In processing the events connected to our sleepover, I found that the number “eight” came up three different times. (Four now, if you count the date that this blog post was published: 9-1=8 and 2+0+2+4=8. I definitely didn’t plan that, or even realize it until 24 hours later. Weird.) So I did some research: Eight represents finding a balance between the spiritual world and the material one. In Christianity, it symbolizes a new beginning or renewed life in Christ. What Amanda and I did was dangerous, both spiritually and physically, but what it has taught me is that there is redemption for those who choose it. Amanda died far too young, but she belonged to Christ when she left us. Now, 13 years later, her life is a testament and reminder to me of how powerful His love is, and how far-reaching His mercy.
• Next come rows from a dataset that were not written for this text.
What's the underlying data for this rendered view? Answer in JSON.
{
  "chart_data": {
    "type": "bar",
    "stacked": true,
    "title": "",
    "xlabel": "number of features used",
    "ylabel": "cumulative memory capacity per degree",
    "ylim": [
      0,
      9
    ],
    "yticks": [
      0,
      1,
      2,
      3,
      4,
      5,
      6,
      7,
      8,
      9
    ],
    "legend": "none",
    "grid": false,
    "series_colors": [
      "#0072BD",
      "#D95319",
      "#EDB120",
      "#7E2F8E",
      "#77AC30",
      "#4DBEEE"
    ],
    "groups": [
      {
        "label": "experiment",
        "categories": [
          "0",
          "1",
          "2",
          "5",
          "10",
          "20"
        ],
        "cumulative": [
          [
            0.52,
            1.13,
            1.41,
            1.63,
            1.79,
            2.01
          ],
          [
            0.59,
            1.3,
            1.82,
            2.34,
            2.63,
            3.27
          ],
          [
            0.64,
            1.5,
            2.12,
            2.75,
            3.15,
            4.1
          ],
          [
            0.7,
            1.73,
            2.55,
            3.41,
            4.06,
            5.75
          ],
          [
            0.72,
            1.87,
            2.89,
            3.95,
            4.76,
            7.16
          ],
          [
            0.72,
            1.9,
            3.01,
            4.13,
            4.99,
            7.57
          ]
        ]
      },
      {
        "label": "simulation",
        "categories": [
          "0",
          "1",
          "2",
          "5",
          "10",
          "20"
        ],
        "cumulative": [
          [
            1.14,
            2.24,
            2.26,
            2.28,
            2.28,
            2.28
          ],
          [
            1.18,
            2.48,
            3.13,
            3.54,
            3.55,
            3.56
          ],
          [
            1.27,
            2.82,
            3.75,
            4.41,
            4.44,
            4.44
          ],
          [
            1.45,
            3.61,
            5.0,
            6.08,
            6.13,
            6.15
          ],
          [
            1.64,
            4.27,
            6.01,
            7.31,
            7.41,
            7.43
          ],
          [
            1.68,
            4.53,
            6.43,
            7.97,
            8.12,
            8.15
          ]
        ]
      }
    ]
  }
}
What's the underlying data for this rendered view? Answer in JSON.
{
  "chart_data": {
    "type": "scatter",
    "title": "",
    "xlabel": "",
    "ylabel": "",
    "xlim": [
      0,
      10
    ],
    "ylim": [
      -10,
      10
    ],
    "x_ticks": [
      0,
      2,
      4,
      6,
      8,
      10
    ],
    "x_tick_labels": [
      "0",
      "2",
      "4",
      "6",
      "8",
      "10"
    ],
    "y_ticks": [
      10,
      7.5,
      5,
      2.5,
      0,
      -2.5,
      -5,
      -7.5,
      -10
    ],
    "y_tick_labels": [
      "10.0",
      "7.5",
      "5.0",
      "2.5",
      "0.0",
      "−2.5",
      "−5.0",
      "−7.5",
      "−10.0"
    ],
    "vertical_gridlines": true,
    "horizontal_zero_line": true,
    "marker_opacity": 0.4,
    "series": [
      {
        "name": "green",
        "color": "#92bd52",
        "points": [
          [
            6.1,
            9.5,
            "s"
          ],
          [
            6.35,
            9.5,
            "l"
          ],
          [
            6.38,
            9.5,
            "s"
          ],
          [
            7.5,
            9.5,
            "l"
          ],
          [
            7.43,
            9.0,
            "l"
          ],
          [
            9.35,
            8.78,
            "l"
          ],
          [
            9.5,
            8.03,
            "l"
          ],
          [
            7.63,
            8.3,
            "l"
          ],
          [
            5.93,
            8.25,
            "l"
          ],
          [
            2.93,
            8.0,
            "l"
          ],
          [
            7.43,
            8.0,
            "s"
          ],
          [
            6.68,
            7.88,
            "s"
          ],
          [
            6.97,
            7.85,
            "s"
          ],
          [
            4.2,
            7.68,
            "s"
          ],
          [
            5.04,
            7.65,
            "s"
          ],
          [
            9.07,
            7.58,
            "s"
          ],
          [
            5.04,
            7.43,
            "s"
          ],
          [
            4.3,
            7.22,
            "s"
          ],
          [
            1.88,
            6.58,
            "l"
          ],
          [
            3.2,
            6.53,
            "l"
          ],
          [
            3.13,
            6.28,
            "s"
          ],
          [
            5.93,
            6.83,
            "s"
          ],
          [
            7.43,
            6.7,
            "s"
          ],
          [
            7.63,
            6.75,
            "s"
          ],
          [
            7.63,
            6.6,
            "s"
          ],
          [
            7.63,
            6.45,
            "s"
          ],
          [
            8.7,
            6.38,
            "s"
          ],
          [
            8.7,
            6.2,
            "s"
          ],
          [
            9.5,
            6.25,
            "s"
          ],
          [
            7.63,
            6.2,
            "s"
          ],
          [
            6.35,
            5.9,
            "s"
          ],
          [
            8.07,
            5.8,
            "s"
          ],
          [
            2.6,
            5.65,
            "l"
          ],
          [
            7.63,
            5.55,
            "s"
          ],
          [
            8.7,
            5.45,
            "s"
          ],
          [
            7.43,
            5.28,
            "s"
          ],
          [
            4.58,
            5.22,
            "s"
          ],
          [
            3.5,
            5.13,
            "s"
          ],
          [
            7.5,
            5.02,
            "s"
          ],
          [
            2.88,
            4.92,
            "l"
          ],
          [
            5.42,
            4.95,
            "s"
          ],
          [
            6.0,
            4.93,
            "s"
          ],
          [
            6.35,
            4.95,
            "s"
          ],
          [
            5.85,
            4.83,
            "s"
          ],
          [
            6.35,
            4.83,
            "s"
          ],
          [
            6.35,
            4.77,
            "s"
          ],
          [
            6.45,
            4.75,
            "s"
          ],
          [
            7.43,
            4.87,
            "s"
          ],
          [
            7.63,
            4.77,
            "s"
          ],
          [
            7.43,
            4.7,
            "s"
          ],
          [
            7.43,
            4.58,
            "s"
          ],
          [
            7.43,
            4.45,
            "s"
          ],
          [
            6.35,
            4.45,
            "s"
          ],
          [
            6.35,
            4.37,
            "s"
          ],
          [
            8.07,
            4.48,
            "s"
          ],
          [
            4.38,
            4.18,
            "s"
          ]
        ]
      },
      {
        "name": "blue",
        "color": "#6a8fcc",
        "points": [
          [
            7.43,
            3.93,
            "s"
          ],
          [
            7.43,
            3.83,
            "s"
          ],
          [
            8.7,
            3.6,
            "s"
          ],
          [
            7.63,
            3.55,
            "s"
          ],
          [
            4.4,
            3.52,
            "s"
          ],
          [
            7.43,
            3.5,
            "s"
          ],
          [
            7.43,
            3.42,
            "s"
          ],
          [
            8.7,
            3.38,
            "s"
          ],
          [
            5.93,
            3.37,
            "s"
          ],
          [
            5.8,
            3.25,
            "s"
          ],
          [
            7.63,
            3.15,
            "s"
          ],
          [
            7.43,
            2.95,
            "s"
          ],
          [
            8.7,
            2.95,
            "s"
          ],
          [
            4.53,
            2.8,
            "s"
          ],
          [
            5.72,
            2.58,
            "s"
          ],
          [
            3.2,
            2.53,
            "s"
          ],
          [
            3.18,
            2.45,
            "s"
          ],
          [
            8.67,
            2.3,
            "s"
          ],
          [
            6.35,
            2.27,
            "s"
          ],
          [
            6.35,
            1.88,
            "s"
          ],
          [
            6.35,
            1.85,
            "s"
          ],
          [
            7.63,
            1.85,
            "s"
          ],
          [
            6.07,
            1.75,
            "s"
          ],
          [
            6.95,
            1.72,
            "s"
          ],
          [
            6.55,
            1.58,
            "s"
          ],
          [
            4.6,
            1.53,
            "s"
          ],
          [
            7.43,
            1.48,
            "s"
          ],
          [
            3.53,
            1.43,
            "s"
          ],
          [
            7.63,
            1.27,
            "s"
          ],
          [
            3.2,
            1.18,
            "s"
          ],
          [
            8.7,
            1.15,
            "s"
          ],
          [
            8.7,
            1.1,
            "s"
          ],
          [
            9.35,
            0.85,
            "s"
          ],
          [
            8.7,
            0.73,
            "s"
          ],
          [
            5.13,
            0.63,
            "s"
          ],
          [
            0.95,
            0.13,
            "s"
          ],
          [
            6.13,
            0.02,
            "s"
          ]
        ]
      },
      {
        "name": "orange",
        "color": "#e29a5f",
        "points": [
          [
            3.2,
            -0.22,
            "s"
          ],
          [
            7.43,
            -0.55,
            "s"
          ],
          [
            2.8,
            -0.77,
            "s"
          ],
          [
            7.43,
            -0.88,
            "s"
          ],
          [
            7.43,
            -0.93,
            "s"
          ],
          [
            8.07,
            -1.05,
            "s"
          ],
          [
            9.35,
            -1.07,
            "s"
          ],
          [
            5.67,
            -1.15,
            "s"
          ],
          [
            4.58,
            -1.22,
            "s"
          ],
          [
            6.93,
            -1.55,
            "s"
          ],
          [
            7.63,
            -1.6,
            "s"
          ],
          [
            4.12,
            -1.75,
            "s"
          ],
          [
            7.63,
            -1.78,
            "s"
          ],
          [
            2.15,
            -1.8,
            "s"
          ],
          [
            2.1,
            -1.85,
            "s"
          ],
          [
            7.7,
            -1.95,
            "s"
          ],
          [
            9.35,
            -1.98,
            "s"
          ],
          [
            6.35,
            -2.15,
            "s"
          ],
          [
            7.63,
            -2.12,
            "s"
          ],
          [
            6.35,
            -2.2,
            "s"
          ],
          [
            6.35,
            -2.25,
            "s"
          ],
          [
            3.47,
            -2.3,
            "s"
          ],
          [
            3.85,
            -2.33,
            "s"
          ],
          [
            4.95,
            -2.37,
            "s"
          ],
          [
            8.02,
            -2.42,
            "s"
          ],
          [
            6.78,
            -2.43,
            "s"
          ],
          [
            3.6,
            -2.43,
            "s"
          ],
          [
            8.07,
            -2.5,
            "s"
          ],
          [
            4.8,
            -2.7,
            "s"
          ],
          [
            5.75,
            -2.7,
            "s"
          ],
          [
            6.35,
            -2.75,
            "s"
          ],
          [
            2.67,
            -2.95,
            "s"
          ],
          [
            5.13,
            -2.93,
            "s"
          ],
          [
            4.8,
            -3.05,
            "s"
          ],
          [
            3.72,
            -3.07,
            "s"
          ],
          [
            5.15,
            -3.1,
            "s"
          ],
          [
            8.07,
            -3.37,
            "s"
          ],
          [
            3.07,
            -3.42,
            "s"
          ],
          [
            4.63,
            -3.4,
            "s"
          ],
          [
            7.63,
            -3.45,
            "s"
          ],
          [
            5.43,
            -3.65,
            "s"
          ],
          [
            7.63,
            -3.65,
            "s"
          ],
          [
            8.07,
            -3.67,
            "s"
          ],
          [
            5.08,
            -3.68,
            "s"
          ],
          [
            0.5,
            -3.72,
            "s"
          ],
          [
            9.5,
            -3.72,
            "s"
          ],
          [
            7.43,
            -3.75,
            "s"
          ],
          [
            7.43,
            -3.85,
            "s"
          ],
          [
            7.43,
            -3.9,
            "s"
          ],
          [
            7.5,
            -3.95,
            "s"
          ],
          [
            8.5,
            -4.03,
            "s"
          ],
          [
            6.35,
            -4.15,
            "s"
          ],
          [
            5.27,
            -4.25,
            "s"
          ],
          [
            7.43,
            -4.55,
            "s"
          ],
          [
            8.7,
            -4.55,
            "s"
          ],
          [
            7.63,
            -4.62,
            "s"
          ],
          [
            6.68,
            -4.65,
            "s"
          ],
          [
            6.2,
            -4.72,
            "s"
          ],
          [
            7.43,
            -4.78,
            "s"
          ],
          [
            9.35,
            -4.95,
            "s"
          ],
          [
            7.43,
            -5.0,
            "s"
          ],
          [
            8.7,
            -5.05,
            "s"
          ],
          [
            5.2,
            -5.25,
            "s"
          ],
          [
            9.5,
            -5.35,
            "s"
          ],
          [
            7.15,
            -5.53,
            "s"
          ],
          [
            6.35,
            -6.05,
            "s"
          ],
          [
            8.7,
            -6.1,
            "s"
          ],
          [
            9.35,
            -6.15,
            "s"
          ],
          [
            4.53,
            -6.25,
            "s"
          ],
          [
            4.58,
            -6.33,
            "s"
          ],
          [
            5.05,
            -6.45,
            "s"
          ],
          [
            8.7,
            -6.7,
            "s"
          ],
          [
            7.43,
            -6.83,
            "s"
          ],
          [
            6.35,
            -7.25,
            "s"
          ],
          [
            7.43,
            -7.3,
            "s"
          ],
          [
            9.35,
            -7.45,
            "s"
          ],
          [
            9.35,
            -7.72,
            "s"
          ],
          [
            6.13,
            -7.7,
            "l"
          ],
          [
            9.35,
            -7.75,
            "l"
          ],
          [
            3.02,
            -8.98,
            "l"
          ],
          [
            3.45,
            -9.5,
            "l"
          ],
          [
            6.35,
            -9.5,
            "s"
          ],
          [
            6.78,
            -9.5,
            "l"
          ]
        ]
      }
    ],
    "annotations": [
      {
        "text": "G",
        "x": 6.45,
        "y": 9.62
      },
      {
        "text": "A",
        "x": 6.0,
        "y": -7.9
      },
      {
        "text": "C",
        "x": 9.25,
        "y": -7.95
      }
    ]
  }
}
Every so often, I do allow the more wistful side of my imagination to wonder if the Ouija’s prediction had been right all along—if Amanda somehow sacrificed her life for mine, or at least played a hand in protecting me from harm. Of course, that’s purely speculation; I can’t ever know for sure. But it is obvious that she’s stayed close since 2011, looking out for me and my oldest brother. Since her death, Amanda has revealed her presence on occasion by visiting me in my dreams or popping up in my thoughts at significant times. (Most notably, on the morning I found out I was pregnant with Jude—a morning I’ll never see as anything less than miraculous—it was Amanda’s voice in my head that encouraged me to take a pregnancy test.)
She remains a big part of my life, and I’d like to think it was her gentle push that gave me the inspiration to finally conclude our story. Whether it’s received as a cautionary tale or redemption narrative (or both) is up to you, I suppose, but my hope in writing it is to honor in some small way the memory of my beloved cousin and the master storyteller herself. You’re forever in my heart, Amanda Claire.
Still to this day, I love all things spooky: haunted houses, eerie movies, witchy vibes. I was a Halloween baby, so I simply can’t help my (Scorpio) self. Not to mention, it’s all very reminiscent of my formative years with Amanda. But now I proceed with caution where the mystical is involved, because he who seeks shall find. My advice? Be careful what you seek.